A US software industry group attempted to intervene in the Microsoft antitrust lawsuit yesterday, by demanding to testify before courts on the impact of the proposed break-up of the world's largest software company.
The Association for Competitive Technology (ACT) filed a motion in court asking the trial judge in the landmark case to allow its members to describe the harm they would suffer under Microsoft's break-up.
The motion cites the case of small companies which already claim to have suffered because of the Justice Department's request to split Microsoft in two.
The Justice Department and 19 states, which are jointly suing the company, are scheduled to reply today to Microsoft's own `remedy` proposals, following the company's outright rejection of the break-up request last week. Microsoft offered instead to curb its business practices, claiming that break-up would cause unpredictable damage to the US economy.

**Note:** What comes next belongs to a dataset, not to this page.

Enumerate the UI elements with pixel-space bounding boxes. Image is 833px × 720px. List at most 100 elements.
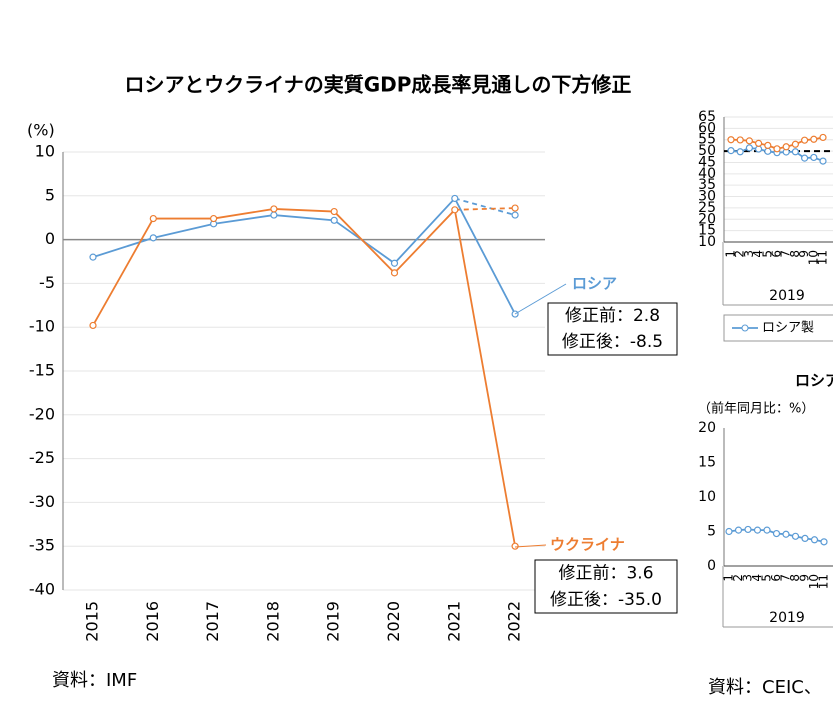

According to ACT's motion filed yesterday, Active Designs, a small systems integrator from Fairfax, Virginia, claims to have lost business because of uncertainties over Microsoft's future. The company claims that a customer is delaying its deployment of Microsoft's Windows 2000 software based on concerns over the future of the Windows operating system.
Mr Jonathan Zuck, president of the ACT, said the legal precedent for widespread consultation had been set by the agreed break-up of AT & T, the telecommunications company, in the early 1980s. Under the so-called Tunney Act, the courts must give at least 60 days' notice for public comment before a proposed settlement can be approved.
"Our feeling is that the implications are so much greater than the AT & T case," he said.
The association has consistently backed Microsoft throughout the course of the two-year litigation, and strongly opposes breaking up the company.